Unless you're looking at Olympic sprinters, you're unlikely to see many women with ripped thighs, toned calves and tight butts from running alone. Although running doesn't build muscle to the same degree that strength training does, your legs should change noticeably after a few weeks on the track, becoming fuller, leaner and stronger. If your goal is to lose weight and your legs end up getting thicker from running, don't be alarmed; this means you're developing your lower body and becoming a more efficient version of yourself.
How Muscles Grow
To understand why your legs are getting bigger from running, it helps to understand how muscles grow and develop in the first place. Whenever you put your muscles through intense physical exercise, you cause trauma to the muscle fibers. According to the University of New Mexico, this minor damage activates satellite cells, which go into repair mode to rebuild your muscles bigger and stronger than they were before.
Impact on the Legs
One of the most obvious benefits to running is the amount of calories you're sure to burn doing it. The Mayo Clinic states that you can burn between 600 and 1,300 calories per hour, depending on your weight and the pace you keep up during your run. You need muscular strength in the lower body to propel you forward throughout your run, which translates into muscle growth in the quads, glutes and calves.
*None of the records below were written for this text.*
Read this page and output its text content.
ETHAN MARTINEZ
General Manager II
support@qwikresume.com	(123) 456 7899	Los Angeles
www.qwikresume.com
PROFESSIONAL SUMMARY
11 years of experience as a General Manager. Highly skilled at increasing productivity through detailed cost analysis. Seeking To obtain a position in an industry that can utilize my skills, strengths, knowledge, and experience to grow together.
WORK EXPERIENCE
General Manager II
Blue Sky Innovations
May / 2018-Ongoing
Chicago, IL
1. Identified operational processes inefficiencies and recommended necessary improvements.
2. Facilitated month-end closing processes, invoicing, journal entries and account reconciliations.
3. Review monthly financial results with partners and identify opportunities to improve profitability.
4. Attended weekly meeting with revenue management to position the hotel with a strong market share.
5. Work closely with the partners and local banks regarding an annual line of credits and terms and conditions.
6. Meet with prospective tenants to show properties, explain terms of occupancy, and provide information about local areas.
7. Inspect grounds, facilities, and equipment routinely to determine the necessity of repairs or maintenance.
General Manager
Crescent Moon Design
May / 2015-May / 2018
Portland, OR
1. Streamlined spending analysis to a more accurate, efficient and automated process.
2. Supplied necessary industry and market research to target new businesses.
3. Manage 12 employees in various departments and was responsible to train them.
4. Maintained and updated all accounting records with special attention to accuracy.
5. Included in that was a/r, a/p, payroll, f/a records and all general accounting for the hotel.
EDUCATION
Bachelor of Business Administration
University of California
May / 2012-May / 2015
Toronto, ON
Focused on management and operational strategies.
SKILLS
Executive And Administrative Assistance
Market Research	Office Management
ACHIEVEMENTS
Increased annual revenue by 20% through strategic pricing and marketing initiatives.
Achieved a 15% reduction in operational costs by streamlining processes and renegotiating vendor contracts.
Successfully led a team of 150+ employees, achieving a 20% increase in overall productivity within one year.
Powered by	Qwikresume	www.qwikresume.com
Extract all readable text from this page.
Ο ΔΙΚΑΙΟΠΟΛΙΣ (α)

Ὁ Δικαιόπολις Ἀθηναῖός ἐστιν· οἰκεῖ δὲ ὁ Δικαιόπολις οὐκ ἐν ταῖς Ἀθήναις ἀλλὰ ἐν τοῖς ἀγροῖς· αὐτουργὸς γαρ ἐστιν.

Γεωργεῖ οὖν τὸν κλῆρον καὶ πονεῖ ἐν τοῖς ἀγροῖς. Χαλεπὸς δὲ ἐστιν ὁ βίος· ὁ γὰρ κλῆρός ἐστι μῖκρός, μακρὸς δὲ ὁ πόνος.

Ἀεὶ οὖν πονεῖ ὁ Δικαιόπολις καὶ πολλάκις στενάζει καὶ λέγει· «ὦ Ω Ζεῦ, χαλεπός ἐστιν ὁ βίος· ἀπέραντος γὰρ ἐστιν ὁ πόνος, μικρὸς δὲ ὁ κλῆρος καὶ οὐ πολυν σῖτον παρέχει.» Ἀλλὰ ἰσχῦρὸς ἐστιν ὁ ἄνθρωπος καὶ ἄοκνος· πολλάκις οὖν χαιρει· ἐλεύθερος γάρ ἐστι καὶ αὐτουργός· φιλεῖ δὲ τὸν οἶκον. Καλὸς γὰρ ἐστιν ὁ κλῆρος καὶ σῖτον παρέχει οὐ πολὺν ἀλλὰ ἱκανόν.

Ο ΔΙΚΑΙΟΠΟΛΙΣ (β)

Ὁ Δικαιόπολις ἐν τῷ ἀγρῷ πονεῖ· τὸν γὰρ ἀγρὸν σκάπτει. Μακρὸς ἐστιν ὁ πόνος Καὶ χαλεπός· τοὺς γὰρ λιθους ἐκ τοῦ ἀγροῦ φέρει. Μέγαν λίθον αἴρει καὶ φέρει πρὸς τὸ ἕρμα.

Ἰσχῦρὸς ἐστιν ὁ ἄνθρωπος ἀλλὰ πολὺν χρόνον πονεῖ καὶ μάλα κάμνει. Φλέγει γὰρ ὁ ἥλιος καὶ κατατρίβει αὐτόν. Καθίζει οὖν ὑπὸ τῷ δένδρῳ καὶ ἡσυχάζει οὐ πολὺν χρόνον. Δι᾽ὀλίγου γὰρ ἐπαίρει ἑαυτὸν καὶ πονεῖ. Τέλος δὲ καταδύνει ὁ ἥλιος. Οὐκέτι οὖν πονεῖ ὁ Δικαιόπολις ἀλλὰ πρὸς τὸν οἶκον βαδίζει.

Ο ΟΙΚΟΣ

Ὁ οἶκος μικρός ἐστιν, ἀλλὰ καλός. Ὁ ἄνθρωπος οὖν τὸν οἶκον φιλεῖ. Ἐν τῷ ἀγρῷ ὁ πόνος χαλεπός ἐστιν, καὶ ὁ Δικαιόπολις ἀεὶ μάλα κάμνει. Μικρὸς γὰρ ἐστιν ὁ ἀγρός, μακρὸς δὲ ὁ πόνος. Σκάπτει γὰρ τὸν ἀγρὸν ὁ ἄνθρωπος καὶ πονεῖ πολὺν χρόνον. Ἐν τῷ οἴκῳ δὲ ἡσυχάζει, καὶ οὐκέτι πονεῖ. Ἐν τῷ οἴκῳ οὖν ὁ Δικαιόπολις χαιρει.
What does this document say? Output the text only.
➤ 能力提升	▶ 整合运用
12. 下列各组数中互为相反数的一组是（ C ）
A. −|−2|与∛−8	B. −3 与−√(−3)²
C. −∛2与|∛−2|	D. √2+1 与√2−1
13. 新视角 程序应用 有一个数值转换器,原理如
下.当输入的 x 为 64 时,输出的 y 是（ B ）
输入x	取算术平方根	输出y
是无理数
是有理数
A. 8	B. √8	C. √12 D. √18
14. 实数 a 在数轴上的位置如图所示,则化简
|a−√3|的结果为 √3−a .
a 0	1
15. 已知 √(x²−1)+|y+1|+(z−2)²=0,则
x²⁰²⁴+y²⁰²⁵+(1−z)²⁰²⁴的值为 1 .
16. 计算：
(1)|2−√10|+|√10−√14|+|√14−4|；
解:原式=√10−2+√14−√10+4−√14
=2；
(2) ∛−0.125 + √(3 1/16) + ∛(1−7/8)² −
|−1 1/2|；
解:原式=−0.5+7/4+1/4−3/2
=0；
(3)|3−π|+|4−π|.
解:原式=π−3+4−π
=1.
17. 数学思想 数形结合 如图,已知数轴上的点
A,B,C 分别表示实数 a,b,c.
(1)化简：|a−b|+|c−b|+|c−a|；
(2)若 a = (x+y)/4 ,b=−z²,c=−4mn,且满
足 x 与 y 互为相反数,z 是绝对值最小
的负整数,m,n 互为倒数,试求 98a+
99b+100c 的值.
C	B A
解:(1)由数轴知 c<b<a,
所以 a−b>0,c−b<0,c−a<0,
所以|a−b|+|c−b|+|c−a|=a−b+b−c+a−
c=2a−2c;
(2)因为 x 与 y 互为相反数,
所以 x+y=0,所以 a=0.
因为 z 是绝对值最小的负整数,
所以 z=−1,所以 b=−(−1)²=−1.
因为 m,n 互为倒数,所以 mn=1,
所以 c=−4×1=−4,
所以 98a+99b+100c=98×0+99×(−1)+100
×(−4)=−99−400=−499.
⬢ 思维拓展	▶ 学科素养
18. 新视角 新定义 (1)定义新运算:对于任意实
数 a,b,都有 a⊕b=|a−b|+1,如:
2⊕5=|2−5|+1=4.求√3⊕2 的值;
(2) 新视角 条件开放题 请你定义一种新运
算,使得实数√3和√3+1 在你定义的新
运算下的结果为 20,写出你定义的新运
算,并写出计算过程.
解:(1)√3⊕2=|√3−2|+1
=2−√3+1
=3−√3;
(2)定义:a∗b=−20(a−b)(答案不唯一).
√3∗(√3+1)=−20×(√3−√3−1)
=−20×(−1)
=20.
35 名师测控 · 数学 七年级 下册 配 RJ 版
One of the reasons you don't see many distance runners carrying excess muscle is because they're taxing their cardiovascular systems more than their actual leg muscles. If you want to increase size and tone your legs more, try running at an incline, running at a faster pace or doing full-out sprints, which can help you build an impressive amount of muscle throughout your entire body.
Running might not seem like a high-impact activity, but anyone who's done a road race can tell you, those miles add up. Pounding the pavement puts a lot of stress on your joints. Take some of the impact out of your runs by investing in quality running shoes with shock absorption, take rest when you need it, and stretch at the end of every run to encourage blood flow and healing to your exhausted muscles.